RLFR: Extending Reinforcement Learning for LLMs with Flow Environment
Jinghao Zhang, Naishan Zheng, Ruilin Li, Dongzhou Cheng, Zheming Liang, Feng Zhao, Jiaqi Wang
TL;DR
RLFR addresses the limitations of Reinforcement Learning with Verifiable Rewards by introducing flow rewards derived from LLM latent space. It builds flow fields from off-policy high-quality data and online rejection sampling, and quantifies velocity deviations of policy latents to shape per-token rewards, linking velocity signals to likelihood via a score-based interpretation. Empirical results across language and multimodal reasoning benchmarks show that flow rewards improve performance over binary RLVR and logit-space shaping, while ablations highlight the importance of offline initialization, online updates, and robust reward filtering. The approach demonstrates latent representations as a productive substrate for reward design, offering a scalable paradigm for reward shaping beyond traditional outcome-based feedback with meaningful implications for reasoning-intensive tasks.
Abstract
Reinforcement Learning with Verifiable Rewards (RLVR) has recently emerged as a promising framework for improving reasoning abilities in Large Language Models (LLMs). However, policy optimized with binary verification prone to overlook potential valuable exploration in reasoning trajectory. In view of heavy annotation cost of golden Process Reward Models (PRMs), recent works attempt using auxiliary signals for reward shaping of process tokens, involving entropy and likelihood collected from logit space. In this work, we offer a novel perspective on shaping RLVR with flow rewards derived from latent space, and propose RLFR, where the flow fields of model latents are constructed from either off-policy high-quality data and on-policy rejection sampling data, and the velocity deviations of policy latents within it are quantified to serve as a reward signal.
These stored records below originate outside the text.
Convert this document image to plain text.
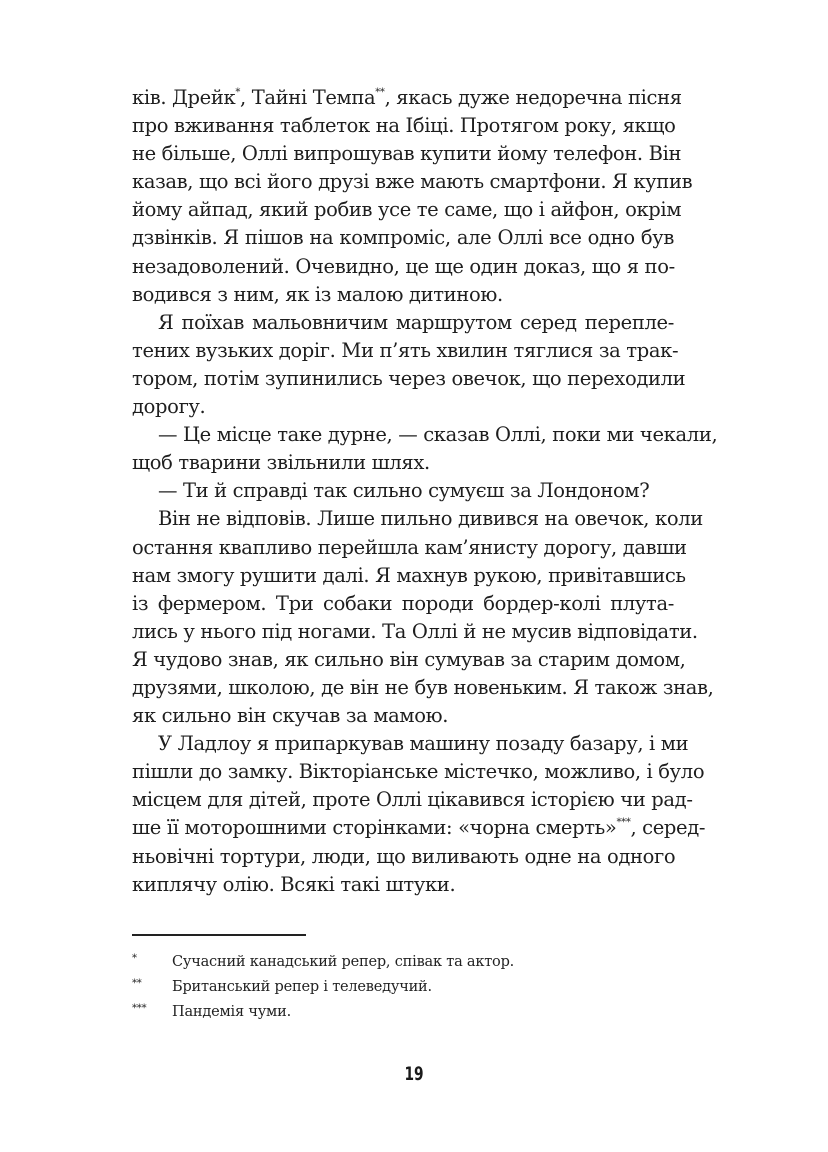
ків. Дрейк*, Тайні Темпа**, якась дуже недоречна пісня
про вживання таблеток на Ібіці. Протягом року, якщо
не більше, Оллі випрошував купити йому телефон. Він
казав, що всі його друзі вже мають смартфони. Я купив
йому айпад, який робив усе те саме, що і айфон, окрім
дзвінків. Я пішов на компроміс, але Оллі все одно був
незадоволений. Очевидно, це ще один доказ, що я по-
водився з ним, як із малою дитиною.
Я поїхав мальовничим маршрутом серед переплe-
тених вузьких доріг. Ми п’ять хвилин тяглися за трак-
тором, потім зупинились через овечок, що переходили
дорогу.
— Це місце таке дурне, — сказав Оллі, поки ми чекали,
щоб тварини звільнили шлях.
— Ти й справді так сильно сумуєш за Лондоном?
Він не відповів. Лише пильно дивився на овечок, коли
остання квапливо перейшла кам’янисту дорогу, давши
нам змогу рушити далі. Я махнув рукою, привітавшись
із фермером. Три собаки породи бордер-колі плута-
лись у нього під ногами. Та Оллі й не мусив відповідати.
Я чудово знав, як сильно він сумував за старим домом,
друзями, школою, де він не був новеньким. Я також знав,
як сильно він скучав за мамою.
У Ладлоу я припаркував машину позаду базару, і ми
пішли до замку. Вікторіанське містечко, можливо, і було
місцем для дітей, проте Оллі цікавився історією чи рад-
ше її моторошними сторінками: «чорна смерть»***, серед-
ньовічні тортури, люди, що виливають одне на одного
киплячу олію. Всякі такі штуки.
*	Сучасний канадський репер, співак та актор.
**	Британський репер і телеведучий.
***	Пандемія чуми.
19
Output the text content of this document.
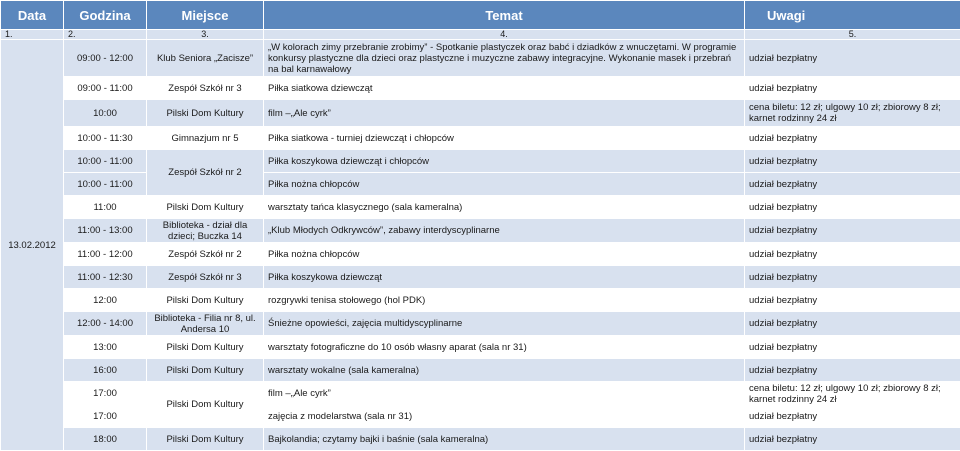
Data	Godzina	Miejsce	Temat	Uwagi
1.	2.	3.	4.	5.
13.02.2012	09:00 - 12:00	Klub Seniora „Zacisze”	„W kolorach zimy przebranie zrobimy” - Spotkanie plastyczek oraz babć i dziadków z wnuczętami. W programie konkursy plastyczne dla dzieci oraz plastyczne i muzyczne zabawy integracyjne. Wykonanie masek i przebrań na bal karnawałowy	udział bezpłatny
	09:00 - 11:00	Zespół Szkół nr 3	Piłka siatkowa dziewcząt	udział bezpłatny
	10:00	Pilski Dom Kultury	film –„Ale cyrk”	cena biletu: 12 zł; ulgowy 10 zł; zbiorowy 8 zł; karnet rodzinny 24 zł
	10:00 - 11:30	Gimnazjum nr 5	Piłka siatkowa - turniej dziewcząt i chłopców	udział bezpłatny
	10:00 - 11:00	Zespół Szkół nr 2	Piłka koszykowa dziewcząt i chłopców	udział bezpłatny
	10:00 - 11:00		Piłka nożna chłopców	udział bezpłatny
	11:00	Pilski Dom Kultury	warsztaty tańca klasycznego (sala kameralna)	udział bezpłatny
	11:00 - 13:00	Biblioteka - dział dla dzieci; Buczka 14	„Klub Młodych Odkrywców”, zabawy interdyscyplinarne	udział bezpłatny
	11:00 - 12:00	Zespół Szkół nr 2	Piłka nożna chłopców	udział bezpłatny
	11:00 - 12:30	Zespół Szkół nr 3	Piłka koszykowa dziewcząt	udział bezpłatny
	12:00	Pilski Dom Kultury	rozgrywki tenisa stołowego (hol PDK)	udział bezpłatny
	12:00 - 14:00	Biblioteka - Filia nr 8, ul. Andersa 10	Śnieżne opowieści, zajęcia multidyscyplinarne	udział bezpłatny
	13:00	Pilski Dom Kultury	warsztaty fotograficzne do 10 osób własny aparat (sala nr 31)	udział bezpłatny
	16:00	Pilski Dom Kultury	warsztaty wokalne (sala kameralna)	udział bezpłatny
	17:00	Pilski Dom Kultury	film –„Ale cyrk”	cena biletu: 12 zł; ulgowy 10 zł; zbiorowy 8 zł; karnet rodzinny 24 zł
	17:00		zajęcia z modelarstwa (sala nr 31)	udział bezpłatny
	18:00	Pilski Dom Kultury	Bajkolandia; czytamy bajki i baśnie (sala kameralna)	udział bezpłatny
RLFR first demonstrates that a well-established flow field can be a sound environment for reward signal collection, highlighting the expressive latent space is much underexplored. Moreover, RLFR is able to compress any off-policy expert data as reference for constituting reward signals, and we show that the efficient context dependence compressed within the hidden states are utilized, rather than individual token-level denotation for context comprehending. Experiments on both language and multimodal reasoning benchmarks demonstrate the reliability of flow rewards, and suggesting a promising paradigm for reward shaping with auxiliary signals.